The Red Sox reliever didn't appreciate Milwaukee's approach
Chris Martin wasn’t thrilled by the Brewers’ approach at the plate in the seventh inning, and the Boston Red Sox reliever let Milwaukee first base coach Quintin Berry hear it.
Martin told reporters after Boston’s 2-1 win at Fenway Park on Sunday he was annoyed the Brewers bunted on consecutive at-bats in what was then a 1-1 game.
When Martin walked off the field following a Christian Yelich inning-ending groundout to first base, the veteran right-hander said a few things under his breath that Berry heard and clearly didn’t appreciate.
“I didn’t like it,” Martin told reporters about Milwaukee’s bunting, as seen on NESN. “I know it’s part of the game, but it is what I is. I let them know.
“I feel like in this league, swing the bat. That’s it.”
The verbal exchange between Berry and Martin prompted both benches to clear. There were no punches thrown, but Red Sox manager Alex Cora and outfielder Jarren Duran could sense it fired up those in Boston’s dugout.
Martin was all for the Red Sox feeding off that energy.
“Obviously you don’t want things like that to happen. It looks bad,” Martin said. “But heat of the moment, it’s competition. I said something, he said something back. It’s not like it was a one-way street, it was a two-way street. So, it is what it is. It’s over now. We won.”
Here are more notes from Red Sox-Brewers:
— Duran knocked in the game-winning run on a RBI single in the eighth inning. Duran hit the first pitch of the at-bat, one pitch after Ceddanne Rafaela stroked a lead-off double in the frame.
“They’ve been throwing me first-pitch strikes a lot in this series,” Duran told NESN’s Jahmai Webster immediately after the game. “So I was like, ‘Alright, if I get the pitch in the area I want, I got to get after it.’ Because they got some really good pitching, and when you get into deep counts they got some good stuff. So just trying to get on them early.”
— Tanner Houck put together another dominant start for the Red Sox. He limited the Brewers to one run on seven hits in six innings and struck out seven. Houck said he thought his split-finger fastball was his best pitch of the day, a pitch he threw 31.2% of the time, as shared on the NESN broadcast.
“Tanner was amazing,” Cora said.
— The Red Sox are now 9-0 when playing on Sunday this season. Boston has a plus-38 run differential while the combined ERA of starting pitchers is 1.89 on Sunday afternoon, per NESN.
“Yeah, it feels good to avoid the sweep,” Cora said. “We didn’t do a good job last year of that, right? I think we were horrible on Sundays. This year is a little bit different, it feels like.”
— Rafaela scored the game-winning run after he led off the eighth inning with a double. It marked Rafaela’s second hit of the game, and his second consecutive day with multiple hits.

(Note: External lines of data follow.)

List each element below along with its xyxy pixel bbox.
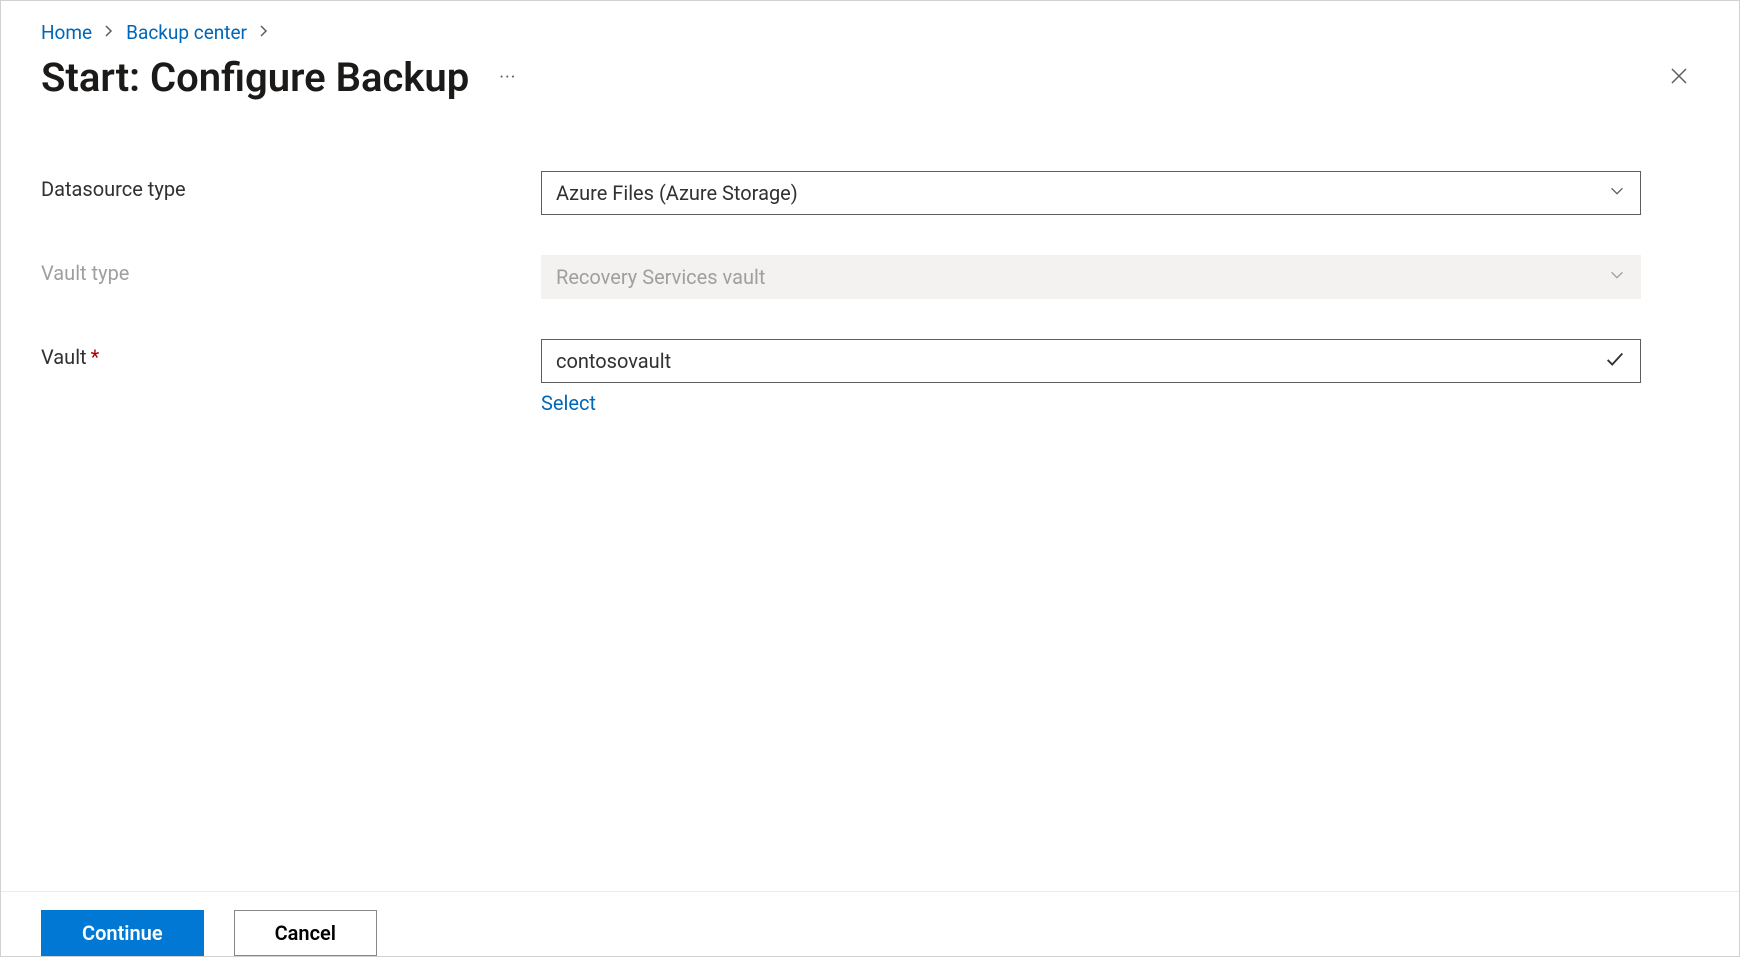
label-vault-type: Vault type: [41, 255, 541, 285]
select-vault-link[interactable]: Select: [541, 391, 1641, 415]
continue-button[interactable]: Continue: [41, 910, 204, 956]
select-datasource-type[interactable]: Azure Files (Azure Storage): [541, 171, 1641, 215]
title-row: Start: Configure Backup ···: [41, 54, 1699, 101]
more-actions-button[interactable]: ···: [499, 67, 516, 88]
form-area: Datasource type Azure Files (Azure Stora…: [41, 171, 1699, 415]
breadcrumb: Home Backup center: [41, 21, 1699, 44]
select-vault-type-value: Recovery Services vault: [556, 265, 765, 289]
footer-bar: Continue Cancel: [1, 891, 1739, 956]
close-icon[interactable]: [1659, 57, 1699, 99]
row-vault: Vault* contosovault Select: [41, 339, 1699, 415]
cancel-button[interactable]: Cancel: [234, 910, 377, 956]
required-indicator: *: [91, 345, 100, 369]
label-vault: Vault*: [41, 339, 541, 369]
row-vault-type: Vault type Recovery Services vault: [41, 255, 1699, 299]
chevron-down-icon: [1608, 181, 1626, 205]
row-datasource-type: Datasource type Azure Files (Azure Stora…: [41, 171, 1699, 215]
chevron-right-icon: [104, 23, 114, 42]
breadcrumb-home[interactable]: Home: [41, 21, 92, 44]
select-vault-value: contosovault: [556, 349, 671, 373]
label-datasource-type: Datasource type: [41, 171, 541, 201]
breadcrumb-backup-center[interactable]: Backup center: [126, 21, 247, 44]
page-title: Start: Configure Backup: [41, 54, 469, 101]
select-datasource-type-value: Azure Files (Azure Storage): [556, 181, 798, 205]
check-icon: [1604, 348, 1626, 375]
select-vault-type: Recovery Services vault: [541, 255, 1641, 299]
select-vault[interactable]: contosovault: [541, 339, 1641, 383]
chevron-right-icon: [259, 23, 269, 42]
chevron-down-icon: [1608, 265, 1626, 289]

“We’ve been talking about it, he’s a dynamic player,” Cora said. “You can see the move is getting shorter and shorter. And hopefully when he gets it, he takes off.”
— The Red Sox travel to Baltimore for a three-game series against the Orioles. First pitch on Memorial Day is set for 1:05 p.m. ET, and you can watch it live on NESN after an hour of pregame coverage.